Time dilation may offer some slender explanation for the relative delays, but that is too cute by half. Bureaucratic Chaos is at play, not at work. To be thoroughly incapable of handling legacy waste, to expend billions of dollars on projects that will never be completed, and to vacillate at the edges of scientific frontiers are symptoms of something more corrosive than procrastination and profligacy. The sense of futility is pathological. Entropy, not inefficiency, drives the plot.

Lead the Way

Too much change is as destructive as too little.

– Ian Malcolm, The Lost World

The Department of Energy is full of intelligent and dedicated professionals. Delays and overruns are endemic across both public and private sectors. In fact, when given clear instructions and necessary resources, the bureaucracy will execute projects at the highest level.

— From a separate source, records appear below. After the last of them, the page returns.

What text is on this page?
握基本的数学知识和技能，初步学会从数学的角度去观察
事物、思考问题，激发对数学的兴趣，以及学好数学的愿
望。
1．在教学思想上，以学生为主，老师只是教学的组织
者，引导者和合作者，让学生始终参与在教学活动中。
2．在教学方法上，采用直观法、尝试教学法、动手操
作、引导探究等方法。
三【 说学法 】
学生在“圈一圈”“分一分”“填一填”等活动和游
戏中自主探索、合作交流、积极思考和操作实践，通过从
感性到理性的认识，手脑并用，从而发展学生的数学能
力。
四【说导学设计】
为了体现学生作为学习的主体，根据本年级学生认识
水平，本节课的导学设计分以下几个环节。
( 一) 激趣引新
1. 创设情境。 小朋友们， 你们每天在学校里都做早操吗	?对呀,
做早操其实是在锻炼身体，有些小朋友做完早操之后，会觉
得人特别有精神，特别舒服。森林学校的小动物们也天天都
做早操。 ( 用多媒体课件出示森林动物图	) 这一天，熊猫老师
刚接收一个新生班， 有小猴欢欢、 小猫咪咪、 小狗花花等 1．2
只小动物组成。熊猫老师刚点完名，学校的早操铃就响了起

Illustrative examples are few, but weighty. Whatever the merits of the Obama administration’s nuclear deal with Iran, it was the physicist Secretary of Energy Ernest Moniz, not Secretary of State John Kerry, who made its terms palatable to Capitol Hill. Politicians placed their meager trust in technicians, not in other politicians. More tangibly, consider the sterling reputation of the Naval Reactors Program, which quietly provides nuclear propulsion to the U.S. Navy, both under the sea and floating atop it. This DOE sub-office (no pun intended) is aided by its explicit lines of authority, accountable leadership, and an essential mission. The Energy Information Administration, a statistical agency also technically part of the mothership, is among the finest in the world. Its routine data releases rival in market-moving importance those of the Bureau of Labor Statistics and the Treasury Department. With clear direction from the voting public to compete with the Soviet Union and reduce energy-import dependence, the DOE further played prominent roles in the rise of advanced computing and unconventional oil and gas drilling techniques.

A slash-and-burn reorganization is not the answer, nor would it suffice. The primary blame rests with Bureaucratic Chaos. This highly disruptive demon mercilessly punishes the slightest mistake. It induces a culture of hesitation that reigns supreme from program to program. It keeps projects on life support because nobody has the will to finish them or the courage to cancel them. It modifies blueprints while construction is underway, eliminating expected capabilities while cutting costs and raising the political price. All of this foolishness sends signals — and not of intelligent life.

Overcoming disorder is, by definition, the hard path. As the debate rages between populists and technocrats, note that the DOE — one of the largest technical agencies in the world — is emblematic of entropy precisely because the voting public declines to instruct it. (The few exceptions prove the rule.) Only elected leadership can exert the necessary force to alter the velocity of an object as massive as the federal government. The very first step must be to govern the ungoverned spaces, to root out the mysterious creature that blocks good things from happening.

Tristan Abbey, “The Demon of Bureaucratic Chaos,” The New Atlantis, Number 65, Summer 2021, pp. 15–21.